My advice is there are many places to get help. I suggest using all possible resources in this matter, but you are not alone. There are many people in your situation. Oh and congratulations.
Oh I have so much to say to this…but most probably not relevant. This just brings up so much for me as a child of parents who have extremely strong yet different beliefs. I think the fact that you are being so conscientious about the way you go about this discussion is so wonderful, because I have seen far too many screaming matches that involved all talk and no listening, as this is a very passionate subject for most people. So anyways regarding your first question…I think that miracles is a good place to start, but I think maybe you should begin the discussion by refining your definition of a miracle, not debating rather or not they have been documented. Although we all speak the same language everyone has such different ideas and associations with words in their head, often people can have an argument simply because they have a separate idea of the word being discussed. Are miracles something that just happen out of nowhere? Is that possible, doesn’t everything that occurs have to have some process involved? Is a miracle a process that is outside of our current understanding of the processes that occur in the universe? I think it is a very good topic to start with because you may find you have more common ground than you think on a basic level. This has at least been my experience with my mom, who is a Christian Scientist with whom I often assume I share absolutely no common ground and yet I have had some of the most thought provoking conversations of my life with. Something I believe my dad has missed out on due to his anger towards the subject, which I don’t judge him for; it’s understandable. Anyways, good luck to you and again I think your concerned approach to this issue is wonderful, for your marriage and your children. And FYI even if in the end you must agree to disagree, it will just teach your children to think for themselves. Not so bad
What is a miracle? Can a miracle be proven to have taken place? If so, how do you prove it?
What do you think? Is this too much? Too little? Or would you recommend something else?
Traveler
I would recommend this fun story which itself has ‘nothing’ to do with religion: http://www.theness.com/neurologicablog/?p=1103
In this link it describes a video of folks playing basketball. You should watch the video and count how many times the basketball is passed.
After reporting your answer, the investigator asked you if you saw the gorilla in the movie - most people who are focused on the basketballs don’t see th gorilla!
The point of this is that eyewitness testimony is flawed—- this more supports eliminating the death penalty because even honest testimony can be mistaken.
What is a miracle? Can a miracle be proven to have taken place? If so, how do you prove it?
What do you think? Is this too much? Too little? Or would you recommend something else?
Traveler
A miracle is something of very small probability, that never the less happens.

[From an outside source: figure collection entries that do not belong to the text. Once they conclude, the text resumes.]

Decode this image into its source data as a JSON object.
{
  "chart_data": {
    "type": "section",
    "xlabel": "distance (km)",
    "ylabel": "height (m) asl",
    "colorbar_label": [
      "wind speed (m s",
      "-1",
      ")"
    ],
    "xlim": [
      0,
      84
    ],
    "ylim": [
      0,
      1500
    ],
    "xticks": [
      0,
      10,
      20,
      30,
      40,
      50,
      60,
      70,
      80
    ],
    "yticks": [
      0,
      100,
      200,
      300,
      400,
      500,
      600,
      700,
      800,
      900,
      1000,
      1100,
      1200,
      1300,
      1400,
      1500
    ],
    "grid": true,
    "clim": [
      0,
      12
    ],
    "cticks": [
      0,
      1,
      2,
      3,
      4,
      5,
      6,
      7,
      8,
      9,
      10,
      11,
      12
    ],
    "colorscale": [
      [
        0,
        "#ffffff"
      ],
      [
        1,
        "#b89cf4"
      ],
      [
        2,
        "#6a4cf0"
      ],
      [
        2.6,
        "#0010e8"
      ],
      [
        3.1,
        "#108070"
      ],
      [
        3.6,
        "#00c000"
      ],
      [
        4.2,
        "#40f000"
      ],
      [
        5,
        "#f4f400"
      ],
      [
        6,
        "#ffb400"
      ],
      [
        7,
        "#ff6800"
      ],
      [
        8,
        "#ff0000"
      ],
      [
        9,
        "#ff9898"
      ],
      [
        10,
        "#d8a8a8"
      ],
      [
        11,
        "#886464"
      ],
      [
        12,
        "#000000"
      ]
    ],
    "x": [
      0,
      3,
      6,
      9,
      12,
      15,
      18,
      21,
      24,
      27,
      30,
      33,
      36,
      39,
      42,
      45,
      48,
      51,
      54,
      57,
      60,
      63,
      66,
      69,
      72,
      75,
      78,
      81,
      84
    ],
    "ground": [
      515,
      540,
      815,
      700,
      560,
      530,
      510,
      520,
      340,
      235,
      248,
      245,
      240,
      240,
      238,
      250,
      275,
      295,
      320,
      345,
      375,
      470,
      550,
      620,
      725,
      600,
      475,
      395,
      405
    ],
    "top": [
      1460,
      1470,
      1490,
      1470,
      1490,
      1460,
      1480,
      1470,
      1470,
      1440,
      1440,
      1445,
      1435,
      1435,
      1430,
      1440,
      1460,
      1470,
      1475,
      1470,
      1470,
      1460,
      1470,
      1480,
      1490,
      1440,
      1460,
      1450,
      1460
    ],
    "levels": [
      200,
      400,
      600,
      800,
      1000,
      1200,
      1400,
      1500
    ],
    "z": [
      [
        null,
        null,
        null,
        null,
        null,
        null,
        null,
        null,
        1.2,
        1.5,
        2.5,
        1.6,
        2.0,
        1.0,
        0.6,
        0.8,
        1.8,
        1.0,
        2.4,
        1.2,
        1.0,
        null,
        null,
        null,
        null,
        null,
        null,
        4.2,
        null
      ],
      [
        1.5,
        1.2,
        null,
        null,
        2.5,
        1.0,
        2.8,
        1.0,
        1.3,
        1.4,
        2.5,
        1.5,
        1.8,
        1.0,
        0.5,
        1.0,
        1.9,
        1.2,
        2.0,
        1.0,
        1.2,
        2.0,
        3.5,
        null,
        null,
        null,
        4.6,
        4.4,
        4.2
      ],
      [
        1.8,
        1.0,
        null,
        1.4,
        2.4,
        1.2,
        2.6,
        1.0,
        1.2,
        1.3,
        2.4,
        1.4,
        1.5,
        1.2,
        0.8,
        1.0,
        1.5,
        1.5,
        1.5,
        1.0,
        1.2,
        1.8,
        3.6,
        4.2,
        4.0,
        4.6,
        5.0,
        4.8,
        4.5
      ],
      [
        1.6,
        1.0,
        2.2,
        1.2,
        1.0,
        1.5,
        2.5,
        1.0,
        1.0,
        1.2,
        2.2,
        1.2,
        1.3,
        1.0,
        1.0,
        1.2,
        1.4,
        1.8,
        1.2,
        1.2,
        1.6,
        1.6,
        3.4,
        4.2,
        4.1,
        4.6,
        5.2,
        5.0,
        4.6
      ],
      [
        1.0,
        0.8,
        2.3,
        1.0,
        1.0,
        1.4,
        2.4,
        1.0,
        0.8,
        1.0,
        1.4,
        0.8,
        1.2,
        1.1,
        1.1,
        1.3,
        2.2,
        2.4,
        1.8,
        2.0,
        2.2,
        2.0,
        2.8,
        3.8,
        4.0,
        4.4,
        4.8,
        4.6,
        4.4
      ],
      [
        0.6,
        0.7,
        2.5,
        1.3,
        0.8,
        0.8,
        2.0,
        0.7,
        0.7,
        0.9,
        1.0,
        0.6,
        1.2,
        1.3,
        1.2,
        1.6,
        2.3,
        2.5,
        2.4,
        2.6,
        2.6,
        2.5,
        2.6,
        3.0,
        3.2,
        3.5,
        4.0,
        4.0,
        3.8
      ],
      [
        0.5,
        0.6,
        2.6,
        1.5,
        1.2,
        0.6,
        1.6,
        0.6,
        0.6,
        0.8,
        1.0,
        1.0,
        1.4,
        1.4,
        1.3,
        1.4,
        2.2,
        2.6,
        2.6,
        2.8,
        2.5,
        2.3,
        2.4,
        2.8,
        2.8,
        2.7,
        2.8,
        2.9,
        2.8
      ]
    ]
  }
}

I don’t think you can prove a miracle, because it cannot be repeated,
However merely existence itself should be enough to blow any mind of the framework of what is possible or not.

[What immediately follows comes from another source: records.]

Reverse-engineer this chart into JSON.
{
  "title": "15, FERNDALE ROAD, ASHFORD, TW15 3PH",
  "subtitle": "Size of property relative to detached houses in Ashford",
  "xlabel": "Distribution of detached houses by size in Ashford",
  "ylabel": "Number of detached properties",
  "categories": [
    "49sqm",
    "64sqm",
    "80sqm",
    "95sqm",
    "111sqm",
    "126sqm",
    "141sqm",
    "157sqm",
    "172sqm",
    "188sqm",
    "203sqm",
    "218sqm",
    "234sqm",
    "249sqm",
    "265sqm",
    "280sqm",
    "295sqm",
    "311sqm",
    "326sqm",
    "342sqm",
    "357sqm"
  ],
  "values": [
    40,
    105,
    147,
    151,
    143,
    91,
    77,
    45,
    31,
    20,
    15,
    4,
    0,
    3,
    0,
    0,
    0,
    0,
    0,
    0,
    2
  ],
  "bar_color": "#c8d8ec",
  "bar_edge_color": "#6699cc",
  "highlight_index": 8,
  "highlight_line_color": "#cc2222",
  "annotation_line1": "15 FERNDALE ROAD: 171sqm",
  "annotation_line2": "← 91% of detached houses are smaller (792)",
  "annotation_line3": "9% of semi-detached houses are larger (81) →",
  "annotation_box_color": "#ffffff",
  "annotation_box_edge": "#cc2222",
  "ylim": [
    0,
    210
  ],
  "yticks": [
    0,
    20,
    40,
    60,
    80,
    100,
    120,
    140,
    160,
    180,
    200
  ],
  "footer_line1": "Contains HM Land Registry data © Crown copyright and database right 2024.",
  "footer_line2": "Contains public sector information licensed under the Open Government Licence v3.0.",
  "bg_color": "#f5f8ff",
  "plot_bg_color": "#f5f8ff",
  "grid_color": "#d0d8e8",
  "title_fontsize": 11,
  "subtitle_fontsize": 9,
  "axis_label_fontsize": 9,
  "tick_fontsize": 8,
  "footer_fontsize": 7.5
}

I find it though, that an all powerful being, interacting consciously with this universe as a complete system yet able to keep it’s integrity, is incredibly unlikely or impossible.
God is an invention of the human mind, and as such it operates from mind to matter.

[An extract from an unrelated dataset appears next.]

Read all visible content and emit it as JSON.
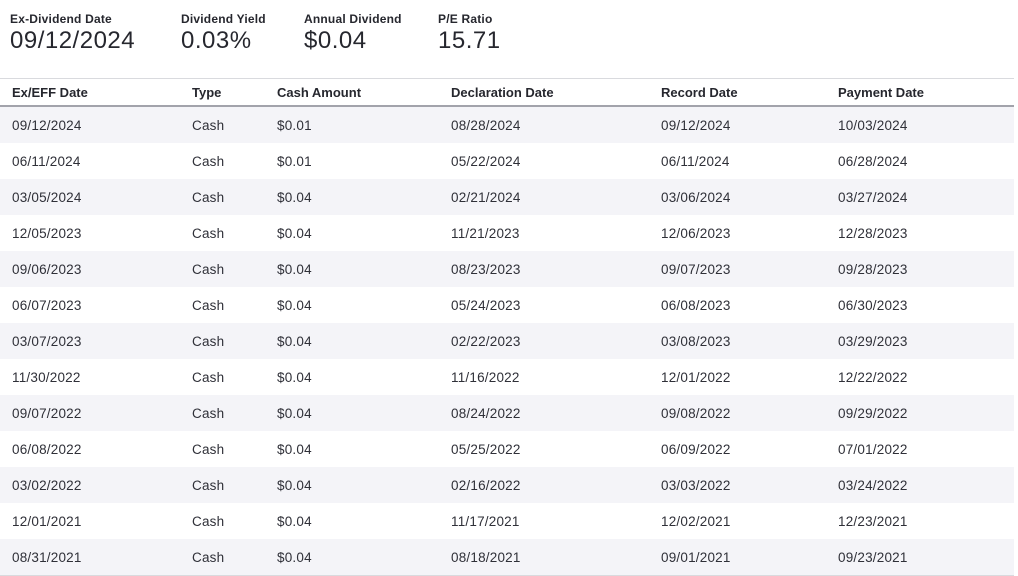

I have found however that there are new interpretations going on, where God and the divine, is taken to be an inherent part of human psychology. Something which differs us from the other animals.
I especially like The Second Coming of Christ:The Resurrection of the Christ Within You by Paramahansa Yogananda.
I have found however that there are new interpretations going on, where God and the divine, is taken to be an inherent part of human psychology. Something which differs us from the other animals.
God is the invention of a singular origin of the universe. An unmoved mover. There is some truth to this idea, at least as it relates to human psychology. I don’t think a simple superstition can produce such profound experiences as worshiping a singular origin can.